Diese Energieeinsparungen lassen sich zwar im Voraus mithilfe der erzielbaren U-Werte berechnen, ob sie aber tatsächlich realistisch sind, zeigt sich erst in der Praxis. Denn in vielen Untersuchungen zum Thema wird der Energiebedarf der Gebäude anhand von Rechenmodellen angesetzt – also ohne tatsächliche Verbrauchswerte aus der Vergangenheit. Diese Rechenmodelle nutzen auch Energieberater, die sich dabei unter anderem an den U-Werten der verschiedenen Gebäudeteile orientieren. Es gibt aber zahlreiche Berichte darüber, dass der so berechnete Energiebedarf deutlich höher angesetzt wird als die tatsächlichen Verbrauchswerte. Diese hängen zwar auch von individuellen Faktoren wir dem Heiz- und Lüftungsverhalten der Bewohner ab, liegen aber dennoch systematisch niedriger. Das hat die Deutsche Energie-Agentur dena zum Beispiel in ihrer Sanierungsstudie zur „Wirtschaftlichkeit energetischer Modernisierung in selbstgenutzten Wohngebäuden, Teil 2“ für die eigenen Untersuchungen auch eingeräumt: „Die Untersuchungen zeigen gegenüber dem berechneten Bedarf systematisch einen geringeren gemessenen Energieverbrauch. Die Abweichung ist für größere Mehrfamilienhäuser geringer als für Einfamilienhäuser.“
Bei der Kalkulation verfügen Hausbesitzer also idealerweise über Zahlenreihen zum tatsächlichen Verbrauch an Heizenergie über mehrere Jahre, so dass auch extrem harte und besonders milde Winter den Durchschnittswert nicht zu sehr verfälschen. Wer solche Verbrauchsdaten besitzt, hat zumindest eine solide Ausgangsbasis für die Berechnung der Heizkostenersparnis.

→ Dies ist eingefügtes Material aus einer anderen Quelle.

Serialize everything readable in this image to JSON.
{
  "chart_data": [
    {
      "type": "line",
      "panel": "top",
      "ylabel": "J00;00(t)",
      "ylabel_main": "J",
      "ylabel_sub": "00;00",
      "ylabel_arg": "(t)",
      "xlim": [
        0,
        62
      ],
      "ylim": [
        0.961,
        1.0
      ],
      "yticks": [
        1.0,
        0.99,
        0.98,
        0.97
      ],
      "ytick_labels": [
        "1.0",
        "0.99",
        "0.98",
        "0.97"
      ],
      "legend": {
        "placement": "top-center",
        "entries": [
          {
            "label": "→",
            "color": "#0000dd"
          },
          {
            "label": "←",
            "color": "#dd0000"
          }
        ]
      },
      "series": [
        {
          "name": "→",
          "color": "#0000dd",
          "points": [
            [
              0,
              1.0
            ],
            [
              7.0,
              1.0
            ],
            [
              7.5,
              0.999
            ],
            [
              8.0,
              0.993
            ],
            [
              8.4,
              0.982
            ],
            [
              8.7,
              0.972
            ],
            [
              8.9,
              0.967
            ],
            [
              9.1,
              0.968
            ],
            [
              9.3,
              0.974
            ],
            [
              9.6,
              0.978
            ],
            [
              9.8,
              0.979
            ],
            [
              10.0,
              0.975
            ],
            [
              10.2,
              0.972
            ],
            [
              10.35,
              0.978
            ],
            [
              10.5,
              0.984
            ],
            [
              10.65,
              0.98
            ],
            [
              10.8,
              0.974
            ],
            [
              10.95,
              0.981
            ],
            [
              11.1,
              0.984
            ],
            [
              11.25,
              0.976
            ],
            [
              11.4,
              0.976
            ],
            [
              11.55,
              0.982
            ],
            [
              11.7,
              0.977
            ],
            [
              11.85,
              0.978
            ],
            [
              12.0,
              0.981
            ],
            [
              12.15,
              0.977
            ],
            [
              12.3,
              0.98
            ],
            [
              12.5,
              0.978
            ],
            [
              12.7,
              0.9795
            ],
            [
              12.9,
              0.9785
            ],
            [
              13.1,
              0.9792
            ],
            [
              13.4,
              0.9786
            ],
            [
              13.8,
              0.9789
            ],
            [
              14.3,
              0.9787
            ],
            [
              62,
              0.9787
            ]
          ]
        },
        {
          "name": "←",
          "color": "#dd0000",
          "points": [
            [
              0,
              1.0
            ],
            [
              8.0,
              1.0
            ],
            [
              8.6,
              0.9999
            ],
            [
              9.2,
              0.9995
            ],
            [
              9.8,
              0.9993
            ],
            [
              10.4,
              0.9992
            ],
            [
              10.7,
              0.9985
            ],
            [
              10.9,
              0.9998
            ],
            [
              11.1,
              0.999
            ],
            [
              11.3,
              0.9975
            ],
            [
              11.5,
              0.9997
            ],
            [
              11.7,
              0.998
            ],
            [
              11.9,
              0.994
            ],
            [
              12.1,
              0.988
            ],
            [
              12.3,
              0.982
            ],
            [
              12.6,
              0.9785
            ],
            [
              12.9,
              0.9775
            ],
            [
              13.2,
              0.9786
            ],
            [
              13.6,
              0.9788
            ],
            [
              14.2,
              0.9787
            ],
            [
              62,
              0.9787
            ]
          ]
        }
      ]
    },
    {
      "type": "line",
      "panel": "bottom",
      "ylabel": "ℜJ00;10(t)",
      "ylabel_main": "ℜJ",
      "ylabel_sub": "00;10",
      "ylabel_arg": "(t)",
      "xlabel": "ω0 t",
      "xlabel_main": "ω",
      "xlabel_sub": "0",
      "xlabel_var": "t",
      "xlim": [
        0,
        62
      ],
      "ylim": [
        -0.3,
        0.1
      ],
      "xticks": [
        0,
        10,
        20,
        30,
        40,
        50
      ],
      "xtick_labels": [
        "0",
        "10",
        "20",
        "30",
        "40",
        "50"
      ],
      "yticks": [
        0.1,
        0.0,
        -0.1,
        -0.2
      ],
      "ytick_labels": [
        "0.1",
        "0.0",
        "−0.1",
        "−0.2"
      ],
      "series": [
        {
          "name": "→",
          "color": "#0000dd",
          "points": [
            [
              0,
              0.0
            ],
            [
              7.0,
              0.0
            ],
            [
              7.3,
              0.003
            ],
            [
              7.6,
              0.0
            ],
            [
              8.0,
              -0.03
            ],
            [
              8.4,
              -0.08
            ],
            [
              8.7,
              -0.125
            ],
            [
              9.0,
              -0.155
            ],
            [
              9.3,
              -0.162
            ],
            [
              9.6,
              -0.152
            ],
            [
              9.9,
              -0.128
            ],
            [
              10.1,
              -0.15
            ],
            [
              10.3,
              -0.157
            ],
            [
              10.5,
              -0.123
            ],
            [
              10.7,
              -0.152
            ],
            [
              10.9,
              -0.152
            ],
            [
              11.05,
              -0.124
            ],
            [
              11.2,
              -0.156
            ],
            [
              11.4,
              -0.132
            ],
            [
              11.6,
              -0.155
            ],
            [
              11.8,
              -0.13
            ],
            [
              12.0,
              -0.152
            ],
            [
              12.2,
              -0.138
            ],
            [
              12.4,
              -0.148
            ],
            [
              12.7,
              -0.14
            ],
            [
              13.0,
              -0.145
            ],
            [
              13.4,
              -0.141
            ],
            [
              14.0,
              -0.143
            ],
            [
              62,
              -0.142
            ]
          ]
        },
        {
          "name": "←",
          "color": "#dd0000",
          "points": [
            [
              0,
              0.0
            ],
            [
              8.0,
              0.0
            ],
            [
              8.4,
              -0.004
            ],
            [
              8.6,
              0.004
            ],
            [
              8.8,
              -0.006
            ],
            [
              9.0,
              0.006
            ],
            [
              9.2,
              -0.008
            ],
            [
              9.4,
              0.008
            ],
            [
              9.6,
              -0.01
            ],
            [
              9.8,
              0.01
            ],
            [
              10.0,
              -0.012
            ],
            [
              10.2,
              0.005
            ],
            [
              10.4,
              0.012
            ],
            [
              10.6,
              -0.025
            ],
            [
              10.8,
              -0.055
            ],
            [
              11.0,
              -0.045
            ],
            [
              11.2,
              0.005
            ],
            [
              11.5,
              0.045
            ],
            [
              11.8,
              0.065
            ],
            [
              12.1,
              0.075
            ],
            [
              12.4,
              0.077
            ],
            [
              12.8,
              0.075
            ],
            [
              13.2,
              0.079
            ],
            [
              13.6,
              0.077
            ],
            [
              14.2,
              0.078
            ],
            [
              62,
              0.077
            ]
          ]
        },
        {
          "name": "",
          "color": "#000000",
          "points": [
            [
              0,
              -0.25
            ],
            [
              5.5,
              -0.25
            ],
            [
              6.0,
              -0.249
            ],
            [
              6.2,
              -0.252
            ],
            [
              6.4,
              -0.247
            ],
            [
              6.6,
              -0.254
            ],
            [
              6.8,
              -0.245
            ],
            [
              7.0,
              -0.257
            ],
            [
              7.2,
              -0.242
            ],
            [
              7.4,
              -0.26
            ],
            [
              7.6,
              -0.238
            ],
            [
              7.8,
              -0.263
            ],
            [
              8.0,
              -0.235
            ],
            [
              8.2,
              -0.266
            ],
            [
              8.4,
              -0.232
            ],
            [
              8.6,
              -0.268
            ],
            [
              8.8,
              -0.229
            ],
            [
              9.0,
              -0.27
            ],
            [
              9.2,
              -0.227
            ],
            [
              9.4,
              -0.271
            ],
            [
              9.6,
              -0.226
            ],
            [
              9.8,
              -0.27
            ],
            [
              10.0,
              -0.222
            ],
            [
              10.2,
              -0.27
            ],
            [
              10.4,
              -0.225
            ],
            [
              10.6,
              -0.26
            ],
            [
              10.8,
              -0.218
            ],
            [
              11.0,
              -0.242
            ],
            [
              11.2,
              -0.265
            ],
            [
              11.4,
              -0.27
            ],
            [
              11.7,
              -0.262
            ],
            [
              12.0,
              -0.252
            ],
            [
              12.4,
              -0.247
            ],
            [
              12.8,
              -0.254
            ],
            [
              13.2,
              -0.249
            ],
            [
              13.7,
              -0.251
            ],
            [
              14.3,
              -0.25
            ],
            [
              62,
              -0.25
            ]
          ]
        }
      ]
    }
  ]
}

Dann aber wird es für den sanierungsfreudigen Immobilieneigentümer theoretisch. Denn der Energiebedarf nach erfolgter Sanierung ist nur eine Modellgröße. Und genau da greifen die Zweifel an der Wirtschaftlichkeit der Wärmedämmung an. Die meisten Wissenschaftler, Energieberater und Baustoffproduzenten rechnen beim Thema Wärmedämmung lediglich mit der Verbesserung des U-Wertes, also dem Wert für die Wirksamkeit der Wärmedämmung, die auf die Gebäudehülle gepackt werden soll. Erfahrungswerte aus bisherigen Gebäudesanierungen fließen nicht ein.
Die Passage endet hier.